For the three months ended July 29, income leaped to $65.7 million, or 72 cents a diluted share, from $57.4 million, or 63 cents, in the same year-ago period. Analysts expected earnings of 71 cents per share, according to Thomson First Call. Sales were up 15.2 percent to $658.7 million from $571.6 million, but same-store sales were flat compared with a 30 percent increase in 2005.
For the six months, income climbed 24.8 percent to $122 million, or $1.34 a diluted share, from $97.8 million, or $1.07, a year ago. Sales rose by 17.7 percent to $1.32 billion from $1.12 billion a year ago.
"I am very pleased with the record sales and profits that we achieved this quarter. Enhancing the quality of our brands and increasing the bottom line are our top priorities; to generate strong sales, gross margin and earnings reflect the strength of our business," Mike Jefferies, ceo and chairman of the board, said in a statement.
During the second quarter, the gross margin rate was 69.1 percent, up 90 basis points from last year, due to a lower markdown rate combined with a slightly higher initial markup versus last year.
By brand, the Abercrombie & Fitch division saw a 3 percent increase in sales to $316.3 million, while comps decreased 4 percent. At abercrombie, sales climbed 14 percent to $72.7 million, and same-store sales rose 11 percent. Sales at the Hollister division surged 32 percent to $262.9 million, with a 3 percent increase in sales for stores opened at least a year. Ruehl's sales increased 139 percent to $6.9 million, with a 24 percent hike in comps.

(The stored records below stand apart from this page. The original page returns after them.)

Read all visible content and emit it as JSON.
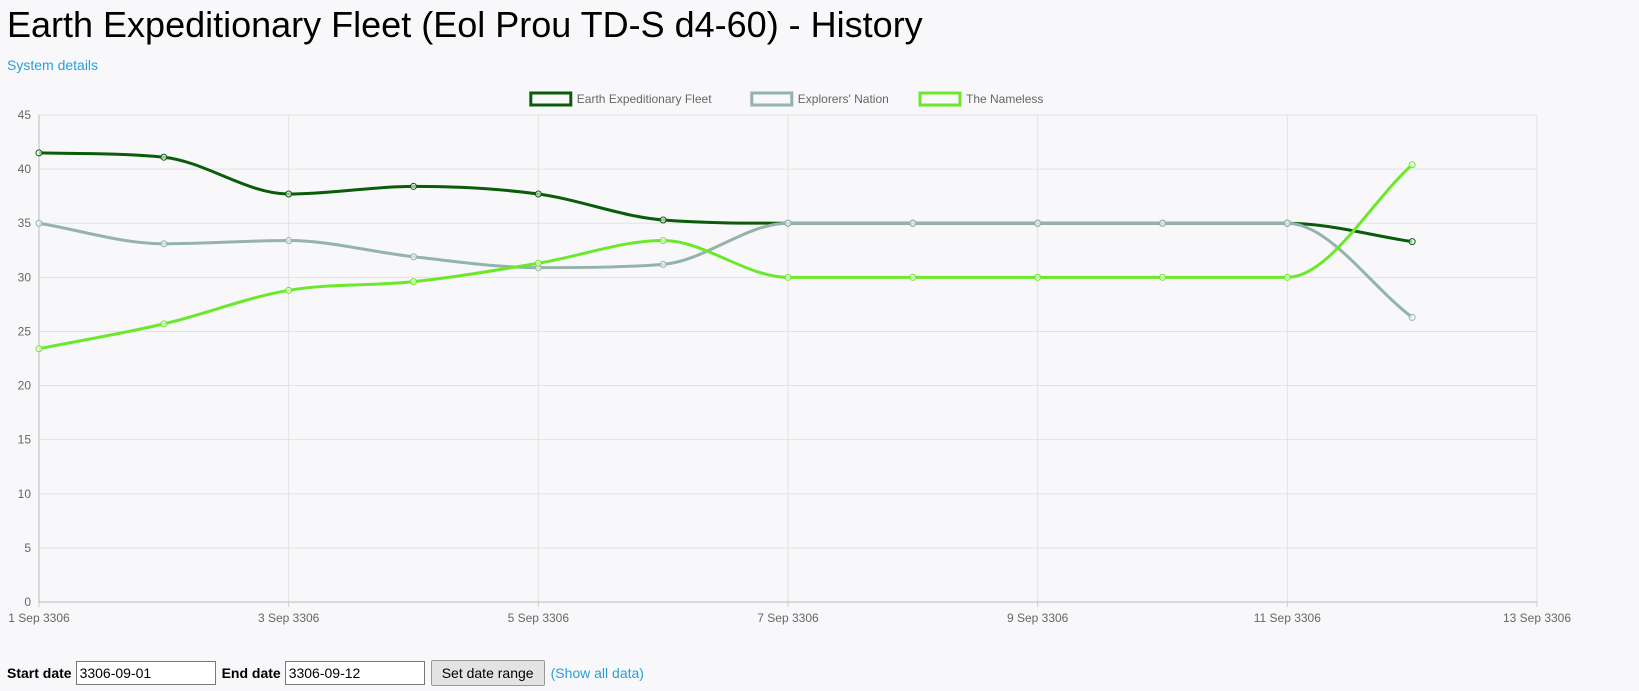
{
  "page": {
    "title": "Earth Expeditionary Fleet (Eol Prou TD-S d4-60) - History",
    "system_details_link": "System details"
  },
  "controls": {
    "start_label": "Start date",
    "start_value": "3306-09-01",
    "end_label": "End date",
    "end_value": "3306-09-12",
    "set_button": "Set date range",
    "show_all_link": "(Show all data)"
  },
  "chart_data": {
    "type": "line",
    "legend_position": "top-center",
    "grid": true,
    "x_tick_labels": [
      "1 Sep 3306",
      "3 Sep 3306",
      "5 Sep 3306",
      "7 Sep 3306",
      "9 Sep 3306",
      "11 Sep 3306",
      "13 Sep 3306"
    ],
    "xlim": [
      "3306-09-01",
      "3306-09-13"
    ],
    "ylim": [
      0,
      45
    ],
    "y_ticks": [
      0,
      5,
      10,
      15,
      20,
      25,
      30,
      35,
      40,
      45
    ],
    "x": [
      "3306-09-01",
      "3306-09-02",
      "3306-09-03",
      "3306-09-04",
      "3306-09-05",
      "3306-09-06",
      "3306-09-07",
      "3306-09-08",
      "3306-09-09",
      "3306-09-10",
      "3306-09-11",
      "3306-09-12"
    ],
    "series": [
      {
        "name": "Earth Expeditionary Fleet",
        "color": "#0a5c0a",
        "values": [
          41.5,
          41.1,
          37.7,
          38.4,
          37.7,
          35.3,
          35.0,
          35.0,
          35.0,
          35.0,
          35.0,
          33.3
        ]
      },
      {
        "name": "Explorers' Nation",
        "color": "#95b2ad",
        "values": [
          35.0,
          33.1,
          33.4,
          31.9,
          30.9,
          31.2,
          35.0,
          35.0,
          35.0,
          35.0,
          35.0,
          26.3
        ]
      },
      {
        "name": "The Nameless",
        "color": "#6ce82a",
        "values": [
          23.4,
          25.7,
          28.8,
          29.6,
          31.3,
          33.4,
          30.0,
          30.0,
          30.0,
          30.0,
          30.0,
          40.4
        ]
      }
    ]
  }
}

The company expects earnings per share for the second half of the year to be in the range of $3.15 to $3.20 and between $4.49 and $4.54 for the full year. In addition, capital expenditures for the year are expected to be between $400 million and $420 million, with approximately $260 million allocated to store construction, remodels, conversions and improvements in existing stores. The remainder will go to investments at the home office and distribution center.